Ramspott monitors the hashtag “#instafrostburg” and shares the best contributions -- pictures of basketball games, fliers advertising campus events and landscape shots, among others -- to other social media platforms such as Facebook and Pinterest, an online pinboard platform. This fall, the university launched the closest thing to an official Frostburg Instagram account: Meet a Bobcat, which profiles faculty members, staff and students.

Hashtags, popularized by Twitter, have become somewhat of a common currency for social media sites. Facebook announced support for hashtags in June, followed by Google in September. A web search for “#highered,” for example, can now produce results from a variety of social media platforms, not just Twitter.

The University of Michigan has hired three student interns to keep up with social media trends. Its Instagram account is mainly handled by Katie Szymanski, a junior communication studies and Spanish major.

“Being a student myself, I feel like I have the upper hand because I’m always on campus, and I’m always going to events,” Szymanski said.

Michigan’s Instagram account has about 23,000 followers and has grown by more than 700 percent in a year, said Hillary Frazier, the university’s social media specialist. Still, that increase is dwarfed by the institution's Pinterest account, which has grown by more than 2,100 percent. The anecdote shows that by the time universities develop effective social media for one platform, their audiences may have moved on.

"You’re always going to be behind," Frazier said.

Szymanski credited the growth of the Instagram account to regular and relevant updates -- she posts two or three times a day. Some recent posts include a collage to ignite school spirit ahead of Michigan's rivalry game against Ohio State University, seasonal shots of campus buildings and marshmallows shaped like the Michigan "M" floating in cups of hot chocolate, among others. The university is also hosting its first Instagram contest in November, inviting students to upload pictures in response to a weekly theme with the hashtag “#MyUMich.”

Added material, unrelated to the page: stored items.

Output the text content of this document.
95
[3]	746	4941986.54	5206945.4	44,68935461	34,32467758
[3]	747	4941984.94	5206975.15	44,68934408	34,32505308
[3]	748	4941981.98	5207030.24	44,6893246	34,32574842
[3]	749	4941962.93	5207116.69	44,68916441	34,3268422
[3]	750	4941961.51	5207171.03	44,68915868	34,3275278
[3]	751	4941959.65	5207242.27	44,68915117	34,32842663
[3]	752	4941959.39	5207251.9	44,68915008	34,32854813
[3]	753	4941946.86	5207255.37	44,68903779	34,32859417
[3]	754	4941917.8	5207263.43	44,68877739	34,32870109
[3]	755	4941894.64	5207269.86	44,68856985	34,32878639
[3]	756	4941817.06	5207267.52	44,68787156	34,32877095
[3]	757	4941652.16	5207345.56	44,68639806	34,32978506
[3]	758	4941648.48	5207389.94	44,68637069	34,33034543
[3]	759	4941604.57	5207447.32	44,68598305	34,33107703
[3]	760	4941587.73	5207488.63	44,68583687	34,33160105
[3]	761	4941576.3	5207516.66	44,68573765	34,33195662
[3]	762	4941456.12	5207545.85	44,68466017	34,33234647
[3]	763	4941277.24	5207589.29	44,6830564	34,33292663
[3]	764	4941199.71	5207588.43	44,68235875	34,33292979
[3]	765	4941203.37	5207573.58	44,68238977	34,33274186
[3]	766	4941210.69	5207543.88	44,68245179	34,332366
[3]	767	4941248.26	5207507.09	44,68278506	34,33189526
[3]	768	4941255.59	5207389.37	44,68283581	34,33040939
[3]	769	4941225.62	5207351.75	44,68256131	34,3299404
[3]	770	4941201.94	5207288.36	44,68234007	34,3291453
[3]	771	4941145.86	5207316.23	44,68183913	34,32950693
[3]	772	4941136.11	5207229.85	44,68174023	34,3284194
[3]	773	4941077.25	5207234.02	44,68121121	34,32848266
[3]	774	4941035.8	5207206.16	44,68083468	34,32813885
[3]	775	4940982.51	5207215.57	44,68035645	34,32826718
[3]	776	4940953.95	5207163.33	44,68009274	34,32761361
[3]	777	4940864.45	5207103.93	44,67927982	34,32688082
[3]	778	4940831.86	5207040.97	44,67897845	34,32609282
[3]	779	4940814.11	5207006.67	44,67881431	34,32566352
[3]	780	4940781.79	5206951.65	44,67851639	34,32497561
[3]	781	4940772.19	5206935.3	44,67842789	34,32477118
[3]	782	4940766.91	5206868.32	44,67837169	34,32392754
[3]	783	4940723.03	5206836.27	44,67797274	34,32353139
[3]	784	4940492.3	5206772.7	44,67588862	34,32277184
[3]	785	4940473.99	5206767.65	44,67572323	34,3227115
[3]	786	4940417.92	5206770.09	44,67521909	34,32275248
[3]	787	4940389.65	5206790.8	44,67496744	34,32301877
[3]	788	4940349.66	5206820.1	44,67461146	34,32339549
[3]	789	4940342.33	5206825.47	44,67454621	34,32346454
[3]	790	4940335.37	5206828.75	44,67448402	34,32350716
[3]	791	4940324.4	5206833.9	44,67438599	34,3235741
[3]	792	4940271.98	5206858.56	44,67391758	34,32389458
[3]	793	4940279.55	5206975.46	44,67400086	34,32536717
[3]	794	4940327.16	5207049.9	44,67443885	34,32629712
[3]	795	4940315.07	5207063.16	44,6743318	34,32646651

Other institutions have chosen a less prolific approach. With about 35,000 followers, Boston College runs one of the most popular university Instagram accounts, but it tends to post only once a day.

“I think there’s a lot to be said about a minimalist approach,” Lesica said. “When people are getting too noisy in the stream, I think that’s a turnoff.”

Boston College and Michigan have both decided their Instagram accounts need to do more than show off their campuses. The teams in charge of the accounts will often like and comment on pictures posted by students, which is similar to how some organizations manage their Facebook or Twitter accounts. If followers see the accounts behaving like human beings instead of simply blasting out press releases, they are more likely to interact with them, the theory goes.

“It’s just a very organic back-and-forth, and that’s a big part of it: It’s not just posting the pictures,” Lesica said. “Students really love the fact that Boston College liked their picture.”